A determinação é realizada pelo método Murphy-Riley. O íon fosfato reage com o complexo de molibdato de amônio, que quando reduzido com ácido ascórbico dá um complexo de composição definida que é o azul de molibdênio.

O pH não interfere, o cobre não interfere até 10 mg/L, o arsênico não interfere até 0,05 mg/L, a presença de oxidantes e redutores não perturba seriamente a precisão do método.

O procedimento é o seguinte:

1. Encha ambos os tubos com 5 mL de amostra pré-tratada.

2. Coloque um tubo na posição A do comparador.

3. Medição de PO4(-1). Adicionar 6 gotas do reagente para determinação de PO4(-1) e fechar o tubo e misturar.

4. Medição de PO4(-2). Adicionar 6 gotas do reagente para determinação de PO4(-2) e fechar o tubo e misturar.

5. Coloque o comparador na posição B e aguarde 10 minutos.

6. Abra o tubo e mova-se ao longo da escala de cores até que corresponda à da amostra pré-tratada.
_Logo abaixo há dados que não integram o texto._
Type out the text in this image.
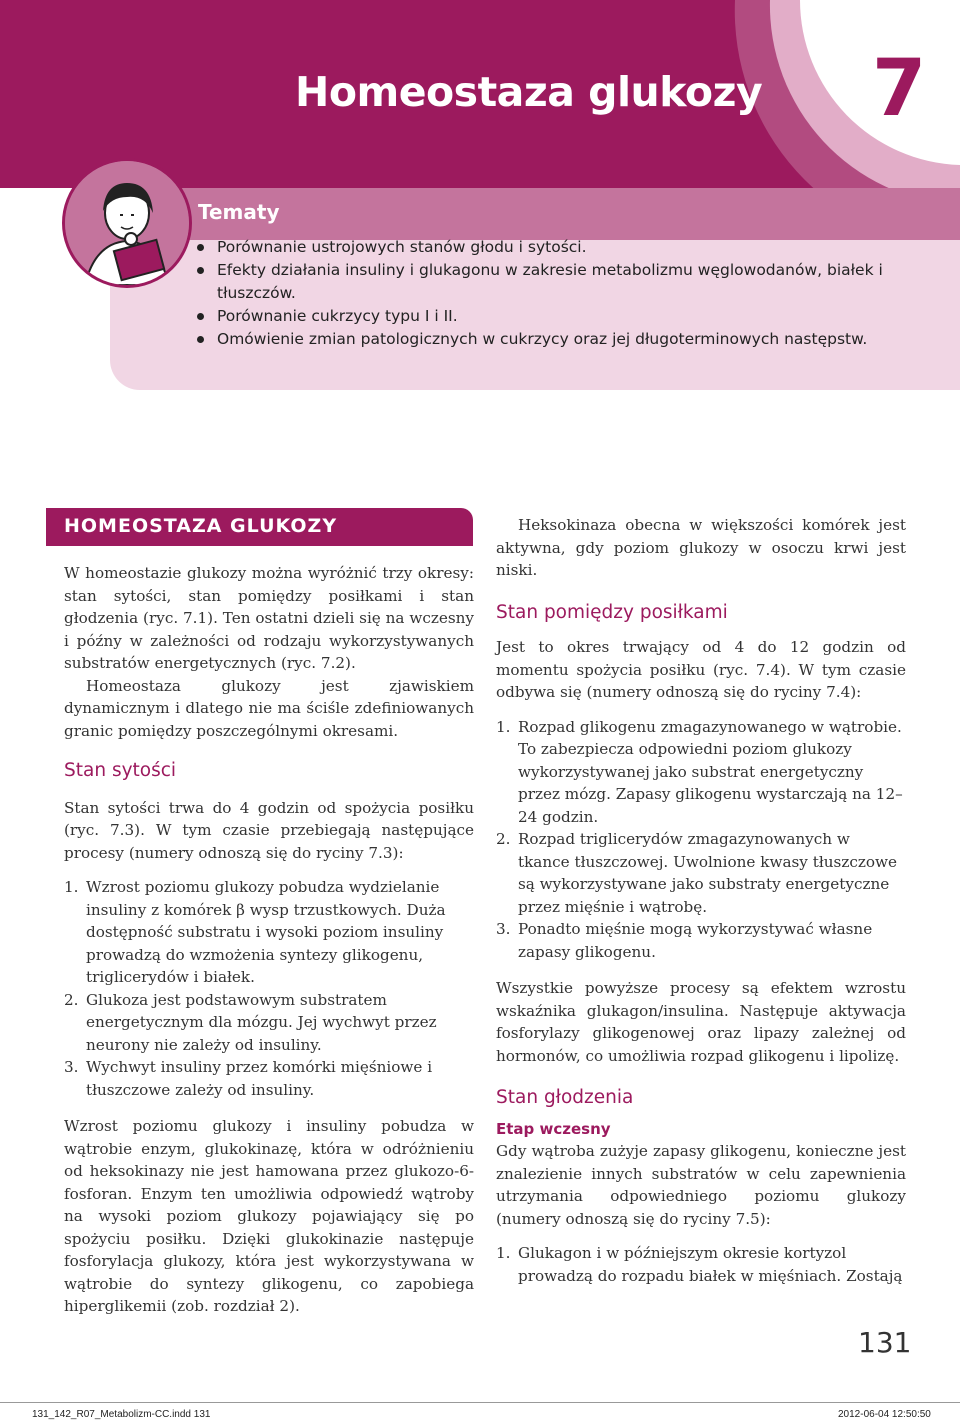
Homeostaza glukozy 7
Tematy
Porównanie ustrojowych stanów głodu i sytości.
Efekty działania insuliny i glukagonu w zakresie metabolizmu węglowodanów, białek i tłuszczów.
Porównanie cukrzycy typu I i II.
Omówienie zmian patologicznych w cukrzycy oraz jej długoterminowych następstw.
HOMEOSTAZA GLUKOZY

W homeostazie glukozy można wyróżnić trzy okresy: stan sytości, stan pomiędzy posiłkami i stan głodzenia (ryc. 7.1). Ten ostatni dzieli się na wczesny i późny w zależności od rodzaju wykorzystywanych substratów energetycznych (ryc. 7.2).

Homeostaza glukozy jest zjawiskiem dynamicznym i dlatego nie ma ściśle zdefiniowanych granic pomiędzy poszczególnymi okresami.

Stan sytości

Stan sytości trwa do 4 godzin od spożycia posiłku (ryc. 7.3). W tym czasie przebiegają następujące procesy (numery odnoszą się do ryciny 7.3):

1. Wzrost poziomu glukozy pobudza wydzielanie insuliny z komórek β wysp trzustkowych. Duża dostępność substratu i wysoki poziom insuliny prowadzą do wzmożenia syntezy glikogenu, triglicerydów i białek.
2. Glukoza jest podstawowym substratem energetycznym dla mózgu. Jej wychwyt przez neurony nie zależy od insuliny.
3. Wychwyt insuliny przez komórki mięśniowe i tłuszczowe zależy od insuliny.

Wzrost poziomu glukozy i insuliny pobudza w wątrobie enzym, glukokinazę, która w odróżnieniu od heksokinazy nie jest hamowana przez glukozo-6-fosforan. Enzym ten umożliwia odpowiedź wątroby na wysoki poziom glukozy pojawiający się po spożyciu posiłku. Dzięki glukokinazie następuje fosforylacja glukozy, która jest wykorzystywana w wątrobie do syntezy glikogenu, co zapobiega hiperglikemii (zob. rozdział 2).

Heksokinaza obecna w większości komórek jest aktywna, gdy poziom glukozy w osoczu krwi jest niski.

Stan pomiędzy posiłkami

Jest to okres trwający od 4 do 12 godzin od momentu spożycia posiłku (ryc. 7.4). W tym czasie odbywa się (numery odnoszą się do ryciny 7.4):

1. Rozpad glikogenu zmagazynowanego w wątrobie. To zabezpiecza odpowiedni poziom glukozy wykorzystywanej jako substrat energetyczny przez mózg. Zapasy glikogenu wystarczają na 12–24 godzin.
2. Rozpad triglicerydów zmagazynowanych w tkance tłuszczowej. Uwolnione kwasy tłuszczowe są wykorzystywane jako substraty energetyczne przez mięśnie i wątrobę.
3. Ponadto mięśnie mogą wykorzystywać własne zapasy glikogenu.

Wszystkie powyższe procesy są efektem wzrostu wskaźnika glukagon/insulina. Następuje aktywacja fosforylazy glikogenowej oraz lipazy zależnej od hormonów, co umożliwia rozpad glikogenu i lipolizę.

Stan głodzenia
Etap wczesny

Gdy wątroba zużyje zapasy glikogenu, konieczne jest znalezienie innych substratów w celu zapewnienia utrzymania odpowiedniego poziomu glukozy (numery odnoszą się do ryciny 7.5):

1. Glukagon i w późniejszym okresie kortyzol prowadzą do rozpadu białek w mięśniach. Zostają
131
131_142_R07_Metabolizm-CC.indd 131	2012-06-04 12:50:50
Leia a concentração.

7. Limpe muito bem os tubos e feche-os.

O resultado corresponde ao teor de fosfato expresso em fósforo PO4-P e equivale à soma das concentrações de PO4(-1) e PO4(-2).

O teor de fósforo na forma de fosfatos é determinado por meio de um kit colorimétrico.

Método tradicional de Murphy-Riley.

O método é adequado para determinar a concentração de diversas formas de fósforo em líquidos de esgoto, água potável e cursos de água, como fósforo orgânico, polifosfatos e ortofosfatos.

Vantagens.

Para determinar ortofosfatos:.

1. Filtre 50 mL da amostra pré-tratada.

2. Coloque 8 mL do reagente misturado e preencha com o filtrado.

3. Aguarde 10 minutos para o desenvolvimento da cor.

4. Observe a absorbância em 890 nm (nanômetros).

5. Determine o teor de fósforo na curva de calibração usando a solução padrão de fósforo.

6. A concentração de ortofosfatos será:.

C=n*50/V.

n: concentração do padrão cuja cor é igual à da amostra (mg/L).

V: volume utilizado para determinação (ml).

Para determinar o fósforo inorgânico total:.

1. Coloque 20 amostras da amostra pré-tratada em um frasco Erlenmeyer de 125 mL.

2. Adicione 1 mL de ácido sulfúrico 5N.

3. Diluir com 5 mL de água.

Em geral, a poluição da água pode ser dividida entre aquela que está dissolvida e aquela que está suspensa, flutuando ou transportada pela água.

Existem parâmetros normais para medir a poluição em geral, que podem ser estimados com indicadores como DBO5 (demanda biológica de oxigênio após cinco dias) e DQO (demanda química de oxigênio), que são as quantidades de oxigênio necessárias para oxidar a matéria orgânica suscetível de ser oxidada biologicamente (bactérias e microrganismos) ou quimicamente. Existe outro parâmetro, como a quantidade de sólidos suspensos totais (SST), que dá uma ideia da quantidade de matéria humana na água.

Existem muitos outros indicadores de poluição mensuráveis, tais como: pH, concentração de certas substâncias, turbidez, etc., e outros não mensuráveis, como odor ou sabor. Porém, os mais utilizados são DBO5, DQO e SST.

Existem poucos países na África Subsariana que possuem sistemas de saneamento baseados em esgotos e ainda menos estações de tratamento de águas residuais. Geralmente, a maioria dos residentes urbanos nesta região depende de sistemas de saneamento baseados nos seus próprios ambientes, tais como fossas sépticas, latrinas e a gestão de lamas fecais é altamente difícil.[3]​.